UNITED STATES OF AMERICA, Appellee, v. ZIMING SHEN, Defendant-Appellant, JOANNA FAN, AKA XIAO PING FAN, Defendant.
UPON DUE CONSIDERATION, IT IS HEREBY ORDERED, ADJUDGED, AND DECREED that the judgment of the district court is AFFIRMED.
Ziming Shen appeals from a judgment of the United States District Court for the Eastern District of New York (Irizarry, C.J.) imposing a sentence of time served plus fourteen days' imprisonment, a three-year term of supervised release and six hundred hours of community service after Shen pled guilty to violation of the terms of his probation. Shen argues that the district court committed procedural and substantive error in imposing this sentence. We assume the parties' familiarity with the facts, procedural history of the case, and the issues on appeal.
Shen argues that the district court committed procedural error when, pursuant to Federal Rule of Criminal Procedure 35(a), it modified the fourteen day term of imprisonment it had initially imposed to a sentence of time served plus fourteen days. Four days after Shen's initial sentencing hearing on the probation violation, the Probation Department reported to the district court that it had been informed by the Bureau of Prisons that Shen had 401 days of outstanding credit for the time he had been detained on the underlying offense which, by statute, would count towards the fourteen days imposed by the district court. See 18 U.S.C. § 3585(b). Not having considered the effect of this prior detention on Shen's sentence, and relying both on its power under Rule 35(a) to correct a clearly erroneous sentence within fourteen days of sentencing and our decision in United States v. Waters, 84 F.3d 86 (2d Cir. 1996) (per curiam), which interpreted the text of the rule to permit this procedure in an identical situation, the district court vacated its original sentence, and, at resentencing, sentenced Shen to time served plus fourteen days.
As the district court observed, it was required by statute to consider the effect of the policy statements issued by the United States Sentencing Commission on the appropriate sentence when determining whether to impose a term of imprisonment for Shen's violation of the terms of his probation. See 18 U.S.C. §§ 3565(a); 3553(a)(4)(B). The relevant policy statement provides that, when revoking probation and imposing a term of imprisonment, a district court should increase the term by the amount that will be credited toward that sentence pursuant to statute. U.S. Sentencing Guidelines § 7B1.3(e). In Waters we held that a district court's failure to consider this very policy statement was the sort of clear error for which Rule 35(a)'s resentencing procedure is appropriate. 84 F.3d at 90. Given its recognition that it had made a similar mistake in this case, we find no procedural error in the district court's decision to invoke Rule 35(a) here.1
Shen makes a number of other arguments against the sentence imposed by the district court. To the extent that these arguments attempt to reassert claims that we have previously found foreclosed by the terms of Shen's waiver of appellate rights, they are barred on this appeal by the law of the case doctrine. See United States v. Quintieri, 306 F.3d 1217, 1229 (2d Cir. 2002). And to the extent that Shen seeks to show that the district court's sentence was substantively unreasonable, none of his arguments lead us to conclude that this is the “exceptional case[ ] where the trial court's decision cannot be located within the range of permissible decisions.” United States v. Cavera, 550 F.3d 180, 189 (2d Cir. 2008) (internal quotation marks omitted).

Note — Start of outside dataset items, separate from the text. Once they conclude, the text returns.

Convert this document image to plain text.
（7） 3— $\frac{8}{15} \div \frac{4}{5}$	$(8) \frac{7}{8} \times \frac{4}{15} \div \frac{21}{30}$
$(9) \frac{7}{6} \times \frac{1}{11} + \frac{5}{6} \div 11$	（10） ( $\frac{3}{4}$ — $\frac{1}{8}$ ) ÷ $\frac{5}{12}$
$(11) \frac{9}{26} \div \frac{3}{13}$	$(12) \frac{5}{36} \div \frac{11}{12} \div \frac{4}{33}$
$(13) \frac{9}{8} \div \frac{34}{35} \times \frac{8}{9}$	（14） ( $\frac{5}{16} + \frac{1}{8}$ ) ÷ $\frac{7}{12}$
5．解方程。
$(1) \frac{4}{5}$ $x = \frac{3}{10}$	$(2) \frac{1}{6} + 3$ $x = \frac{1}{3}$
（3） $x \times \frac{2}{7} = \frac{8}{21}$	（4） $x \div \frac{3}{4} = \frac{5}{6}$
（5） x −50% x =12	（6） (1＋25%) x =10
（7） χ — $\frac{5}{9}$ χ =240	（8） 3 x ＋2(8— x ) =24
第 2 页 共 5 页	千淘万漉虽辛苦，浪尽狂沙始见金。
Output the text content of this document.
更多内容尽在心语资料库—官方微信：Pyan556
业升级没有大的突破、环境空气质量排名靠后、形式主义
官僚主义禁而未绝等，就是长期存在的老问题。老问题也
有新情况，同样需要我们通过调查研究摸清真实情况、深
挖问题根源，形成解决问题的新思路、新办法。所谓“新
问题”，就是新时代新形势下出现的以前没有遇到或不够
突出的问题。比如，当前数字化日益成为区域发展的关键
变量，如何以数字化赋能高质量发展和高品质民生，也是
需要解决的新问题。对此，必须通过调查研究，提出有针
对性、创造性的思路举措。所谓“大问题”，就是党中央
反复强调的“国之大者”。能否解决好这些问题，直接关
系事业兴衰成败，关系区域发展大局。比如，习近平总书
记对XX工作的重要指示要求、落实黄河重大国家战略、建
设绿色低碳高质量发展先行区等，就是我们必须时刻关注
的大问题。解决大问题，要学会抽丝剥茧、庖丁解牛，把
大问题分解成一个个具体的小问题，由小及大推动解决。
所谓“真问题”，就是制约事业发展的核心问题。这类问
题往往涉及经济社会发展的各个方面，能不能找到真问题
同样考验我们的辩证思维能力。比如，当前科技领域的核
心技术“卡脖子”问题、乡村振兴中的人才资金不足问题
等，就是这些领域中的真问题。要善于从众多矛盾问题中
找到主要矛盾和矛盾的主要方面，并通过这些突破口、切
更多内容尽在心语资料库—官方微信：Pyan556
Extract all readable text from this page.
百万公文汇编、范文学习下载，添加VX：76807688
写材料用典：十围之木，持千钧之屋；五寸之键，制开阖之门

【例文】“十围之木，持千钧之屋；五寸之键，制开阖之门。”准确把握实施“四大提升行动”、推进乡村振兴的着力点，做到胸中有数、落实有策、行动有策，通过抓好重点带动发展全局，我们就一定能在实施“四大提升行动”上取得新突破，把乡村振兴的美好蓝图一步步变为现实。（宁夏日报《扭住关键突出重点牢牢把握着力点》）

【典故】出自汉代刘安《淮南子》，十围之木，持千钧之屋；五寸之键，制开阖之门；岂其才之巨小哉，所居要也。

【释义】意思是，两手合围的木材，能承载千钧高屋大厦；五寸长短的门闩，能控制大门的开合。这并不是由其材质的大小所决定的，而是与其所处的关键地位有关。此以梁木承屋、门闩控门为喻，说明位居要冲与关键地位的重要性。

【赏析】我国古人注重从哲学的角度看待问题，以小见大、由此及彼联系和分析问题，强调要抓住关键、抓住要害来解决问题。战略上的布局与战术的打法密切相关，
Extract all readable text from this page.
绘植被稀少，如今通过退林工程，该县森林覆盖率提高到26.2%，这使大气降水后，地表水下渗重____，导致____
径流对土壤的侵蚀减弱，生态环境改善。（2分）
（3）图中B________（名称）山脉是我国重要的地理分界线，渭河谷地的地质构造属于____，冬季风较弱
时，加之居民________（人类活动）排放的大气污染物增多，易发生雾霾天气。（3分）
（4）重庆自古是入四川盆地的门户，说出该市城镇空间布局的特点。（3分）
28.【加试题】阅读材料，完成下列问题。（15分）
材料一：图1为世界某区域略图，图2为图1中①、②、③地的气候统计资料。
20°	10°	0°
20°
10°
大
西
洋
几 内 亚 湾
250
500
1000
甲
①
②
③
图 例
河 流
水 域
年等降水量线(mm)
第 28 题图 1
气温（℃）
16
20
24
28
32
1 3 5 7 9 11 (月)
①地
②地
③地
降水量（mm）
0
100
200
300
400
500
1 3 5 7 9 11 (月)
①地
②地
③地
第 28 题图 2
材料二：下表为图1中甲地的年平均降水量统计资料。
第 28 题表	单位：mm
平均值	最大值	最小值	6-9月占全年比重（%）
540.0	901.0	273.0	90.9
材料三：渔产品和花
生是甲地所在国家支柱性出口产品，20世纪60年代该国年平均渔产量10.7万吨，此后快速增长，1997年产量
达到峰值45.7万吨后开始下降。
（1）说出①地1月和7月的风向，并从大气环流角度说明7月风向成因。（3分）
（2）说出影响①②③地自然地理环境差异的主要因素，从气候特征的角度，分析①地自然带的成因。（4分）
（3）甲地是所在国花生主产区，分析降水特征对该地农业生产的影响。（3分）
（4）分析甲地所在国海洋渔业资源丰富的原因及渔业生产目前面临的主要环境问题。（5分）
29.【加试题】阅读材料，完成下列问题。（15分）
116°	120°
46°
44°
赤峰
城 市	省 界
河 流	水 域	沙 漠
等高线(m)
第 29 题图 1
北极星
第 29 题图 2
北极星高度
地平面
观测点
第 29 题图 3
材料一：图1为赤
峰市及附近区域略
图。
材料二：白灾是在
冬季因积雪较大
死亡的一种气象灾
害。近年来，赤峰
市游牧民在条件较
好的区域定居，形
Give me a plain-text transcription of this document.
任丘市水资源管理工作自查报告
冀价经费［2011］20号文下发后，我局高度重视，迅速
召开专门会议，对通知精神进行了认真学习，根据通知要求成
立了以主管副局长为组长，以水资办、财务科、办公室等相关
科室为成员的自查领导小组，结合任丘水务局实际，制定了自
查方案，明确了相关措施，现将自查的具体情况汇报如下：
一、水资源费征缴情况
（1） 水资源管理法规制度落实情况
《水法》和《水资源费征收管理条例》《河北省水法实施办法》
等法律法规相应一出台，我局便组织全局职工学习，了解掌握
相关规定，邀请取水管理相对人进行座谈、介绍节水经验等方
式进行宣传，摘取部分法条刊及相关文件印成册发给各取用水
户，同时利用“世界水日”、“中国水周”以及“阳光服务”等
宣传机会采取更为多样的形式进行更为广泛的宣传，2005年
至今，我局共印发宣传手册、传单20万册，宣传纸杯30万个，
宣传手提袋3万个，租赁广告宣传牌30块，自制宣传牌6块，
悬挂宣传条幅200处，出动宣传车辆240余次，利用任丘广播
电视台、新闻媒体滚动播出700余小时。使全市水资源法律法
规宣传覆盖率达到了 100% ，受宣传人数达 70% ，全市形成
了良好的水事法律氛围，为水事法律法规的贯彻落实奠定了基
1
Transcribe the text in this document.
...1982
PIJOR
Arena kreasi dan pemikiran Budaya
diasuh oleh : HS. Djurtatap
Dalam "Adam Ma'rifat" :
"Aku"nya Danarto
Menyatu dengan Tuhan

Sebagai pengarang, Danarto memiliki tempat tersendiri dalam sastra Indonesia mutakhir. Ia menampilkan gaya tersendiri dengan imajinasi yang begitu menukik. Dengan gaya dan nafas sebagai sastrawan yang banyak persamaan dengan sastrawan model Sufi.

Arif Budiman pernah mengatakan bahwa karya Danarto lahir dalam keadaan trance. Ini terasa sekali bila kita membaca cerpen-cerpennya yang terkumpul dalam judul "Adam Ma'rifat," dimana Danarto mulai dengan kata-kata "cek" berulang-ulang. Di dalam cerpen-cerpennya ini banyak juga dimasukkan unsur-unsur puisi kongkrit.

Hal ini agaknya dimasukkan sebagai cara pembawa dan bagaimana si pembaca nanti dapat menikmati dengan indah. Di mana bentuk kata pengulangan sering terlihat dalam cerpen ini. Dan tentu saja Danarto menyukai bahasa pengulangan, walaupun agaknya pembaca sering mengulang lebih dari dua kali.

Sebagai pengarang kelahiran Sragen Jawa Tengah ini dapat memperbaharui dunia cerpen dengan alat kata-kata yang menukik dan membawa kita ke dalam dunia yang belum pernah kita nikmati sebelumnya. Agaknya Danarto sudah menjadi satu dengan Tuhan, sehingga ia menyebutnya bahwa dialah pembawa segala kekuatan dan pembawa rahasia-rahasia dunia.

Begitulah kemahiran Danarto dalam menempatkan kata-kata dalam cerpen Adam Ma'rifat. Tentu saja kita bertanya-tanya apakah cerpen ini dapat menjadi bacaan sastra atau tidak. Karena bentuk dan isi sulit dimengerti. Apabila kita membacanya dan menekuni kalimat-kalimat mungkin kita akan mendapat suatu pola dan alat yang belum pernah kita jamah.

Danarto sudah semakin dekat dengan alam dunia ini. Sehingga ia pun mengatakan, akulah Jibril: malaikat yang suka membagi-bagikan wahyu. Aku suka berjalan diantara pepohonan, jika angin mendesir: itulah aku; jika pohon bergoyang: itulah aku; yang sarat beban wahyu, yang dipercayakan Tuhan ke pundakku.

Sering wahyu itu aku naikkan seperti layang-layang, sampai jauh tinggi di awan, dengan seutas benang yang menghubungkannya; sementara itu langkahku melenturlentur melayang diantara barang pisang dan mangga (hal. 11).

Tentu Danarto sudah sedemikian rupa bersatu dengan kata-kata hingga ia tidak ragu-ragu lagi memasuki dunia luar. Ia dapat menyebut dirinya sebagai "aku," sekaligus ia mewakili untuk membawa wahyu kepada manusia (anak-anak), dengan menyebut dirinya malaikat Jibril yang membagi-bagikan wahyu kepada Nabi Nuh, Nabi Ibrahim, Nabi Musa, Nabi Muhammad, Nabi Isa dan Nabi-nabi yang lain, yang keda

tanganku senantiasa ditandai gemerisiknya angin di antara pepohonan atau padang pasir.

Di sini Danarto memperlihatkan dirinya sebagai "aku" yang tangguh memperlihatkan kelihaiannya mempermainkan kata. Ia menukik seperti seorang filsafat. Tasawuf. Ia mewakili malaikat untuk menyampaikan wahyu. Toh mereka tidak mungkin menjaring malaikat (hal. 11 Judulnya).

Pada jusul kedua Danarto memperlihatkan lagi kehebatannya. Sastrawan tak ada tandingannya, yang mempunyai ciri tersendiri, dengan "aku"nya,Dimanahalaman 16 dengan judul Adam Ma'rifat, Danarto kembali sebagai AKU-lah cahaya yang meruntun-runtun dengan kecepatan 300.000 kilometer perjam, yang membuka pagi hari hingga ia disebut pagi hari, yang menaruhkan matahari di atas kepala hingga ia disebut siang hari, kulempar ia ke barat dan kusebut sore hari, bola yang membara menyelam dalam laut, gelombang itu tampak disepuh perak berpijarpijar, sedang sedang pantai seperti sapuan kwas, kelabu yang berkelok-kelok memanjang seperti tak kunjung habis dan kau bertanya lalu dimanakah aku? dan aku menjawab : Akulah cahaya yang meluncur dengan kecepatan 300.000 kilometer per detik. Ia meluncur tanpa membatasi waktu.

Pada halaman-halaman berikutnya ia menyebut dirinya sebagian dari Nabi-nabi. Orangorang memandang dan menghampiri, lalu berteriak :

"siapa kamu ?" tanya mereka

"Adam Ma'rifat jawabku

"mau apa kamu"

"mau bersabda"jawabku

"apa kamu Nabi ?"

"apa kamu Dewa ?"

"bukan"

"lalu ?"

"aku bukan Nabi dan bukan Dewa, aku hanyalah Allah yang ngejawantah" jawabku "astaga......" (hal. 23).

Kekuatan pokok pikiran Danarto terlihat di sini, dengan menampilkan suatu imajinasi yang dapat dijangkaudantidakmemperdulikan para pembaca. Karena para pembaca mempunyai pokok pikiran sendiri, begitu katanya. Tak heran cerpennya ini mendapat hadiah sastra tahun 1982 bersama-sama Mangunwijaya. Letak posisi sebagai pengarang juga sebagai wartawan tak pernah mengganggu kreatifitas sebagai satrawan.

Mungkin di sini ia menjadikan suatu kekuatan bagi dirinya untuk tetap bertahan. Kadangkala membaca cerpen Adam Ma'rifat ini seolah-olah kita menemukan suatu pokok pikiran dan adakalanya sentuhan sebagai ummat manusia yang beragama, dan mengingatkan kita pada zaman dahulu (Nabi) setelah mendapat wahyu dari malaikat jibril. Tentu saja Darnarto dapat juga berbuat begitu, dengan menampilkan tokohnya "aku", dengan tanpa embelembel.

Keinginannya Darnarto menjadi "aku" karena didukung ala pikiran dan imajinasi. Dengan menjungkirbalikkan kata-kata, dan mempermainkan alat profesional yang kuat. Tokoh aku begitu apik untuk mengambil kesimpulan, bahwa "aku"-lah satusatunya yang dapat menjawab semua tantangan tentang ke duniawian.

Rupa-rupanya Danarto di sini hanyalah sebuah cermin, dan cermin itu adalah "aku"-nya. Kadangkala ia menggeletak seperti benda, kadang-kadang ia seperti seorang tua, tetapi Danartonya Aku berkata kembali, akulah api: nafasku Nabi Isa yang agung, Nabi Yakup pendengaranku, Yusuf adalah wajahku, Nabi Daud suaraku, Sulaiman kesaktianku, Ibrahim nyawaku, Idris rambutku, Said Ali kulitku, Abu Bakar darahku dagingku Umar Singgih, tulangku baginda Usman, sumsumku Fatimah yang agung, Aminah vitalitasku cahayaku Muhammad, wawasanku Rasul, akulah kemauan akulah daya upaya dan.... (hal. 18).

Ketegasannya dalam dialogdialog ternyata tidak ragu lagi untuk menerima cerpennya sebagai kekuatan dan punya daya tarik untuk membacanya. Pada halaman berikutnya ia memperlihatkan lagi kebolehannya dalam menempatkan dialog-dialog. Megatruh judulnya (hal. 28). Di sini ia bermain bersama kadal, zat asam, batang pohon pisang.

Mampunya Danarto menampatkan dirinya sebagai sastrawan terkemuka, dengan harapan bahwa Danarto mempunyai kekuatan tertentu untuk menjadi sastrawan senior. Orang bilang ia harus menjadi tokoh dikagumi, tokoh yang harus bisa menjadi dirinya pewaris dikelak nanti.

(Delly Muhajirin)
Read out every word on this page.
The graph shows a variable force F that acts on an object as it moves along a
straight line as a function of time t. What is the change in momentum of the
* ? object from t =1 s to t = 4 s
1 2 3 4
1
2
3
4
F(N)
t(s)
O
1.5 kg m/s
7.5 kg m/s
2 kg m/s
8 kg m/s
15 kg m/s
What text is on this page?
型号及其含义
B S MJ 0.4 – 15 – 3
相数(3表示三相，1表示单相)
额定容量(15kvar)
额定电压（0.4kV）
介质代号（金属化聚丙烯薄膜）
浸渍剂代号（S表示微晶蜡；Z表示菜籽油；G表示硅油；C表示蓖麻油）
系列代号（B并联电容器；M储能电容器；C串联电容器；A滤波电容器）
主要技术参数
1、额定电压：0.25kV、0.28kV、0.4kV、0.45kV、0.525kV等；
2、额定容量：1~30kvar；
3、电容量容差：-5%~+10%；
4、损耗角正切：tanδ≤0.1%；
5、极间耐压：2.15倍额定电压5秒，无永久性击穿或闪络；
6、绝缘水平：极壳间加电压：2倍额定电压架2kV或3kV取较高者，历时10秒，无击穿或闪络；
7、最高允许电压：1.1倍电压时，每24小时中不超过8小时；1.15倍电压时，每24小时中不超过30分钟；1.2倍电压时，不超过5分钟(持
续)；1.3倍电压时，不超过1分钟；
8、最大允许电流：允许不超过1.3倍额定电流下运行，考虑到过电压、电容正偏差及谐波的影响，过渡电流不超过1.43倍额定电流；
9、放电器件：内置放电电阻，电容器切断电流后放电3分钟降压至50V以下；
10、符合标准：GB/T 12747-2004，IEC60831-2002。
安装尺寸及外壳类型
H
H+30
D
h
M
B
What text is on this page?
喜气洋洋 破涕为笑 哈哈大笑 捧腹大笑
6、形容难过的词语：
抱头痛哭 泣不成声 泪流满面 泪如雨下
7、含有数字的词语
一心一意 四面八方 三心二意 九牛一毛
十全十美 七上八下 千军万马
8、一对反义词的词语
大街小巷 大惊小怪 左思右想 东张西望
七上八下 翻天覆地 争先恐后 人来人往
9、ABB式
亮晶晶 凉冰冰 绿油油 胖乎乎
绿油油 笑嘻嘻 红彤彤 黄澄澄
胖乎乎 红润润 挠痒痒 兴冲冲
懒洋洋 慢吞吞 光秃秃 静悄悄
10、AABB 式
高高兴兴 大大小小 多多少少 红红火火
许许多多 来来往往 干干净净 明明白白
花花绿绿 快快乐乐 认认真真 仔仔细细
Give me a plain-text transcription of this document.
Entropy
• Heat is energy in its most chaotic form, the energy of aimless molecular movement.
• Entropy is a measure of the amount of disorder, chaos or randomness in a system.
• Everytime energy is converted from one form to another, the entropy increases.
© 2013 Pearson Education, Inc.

We have considered Shen's remaining arguments and find them to be without merit. Accordingly, we AFFIRM the judgment of the district court.
FOR THE COURT:
Catherine O'Hagan Wolfe, Clerk
1. Though stylistic changes have been made to the relevant subsections of Rule 35 since Waters, these changes do not affect the essential holding of that case. See Fed. R. Crim. P. 35 advisory committee's note to 2002 amendment.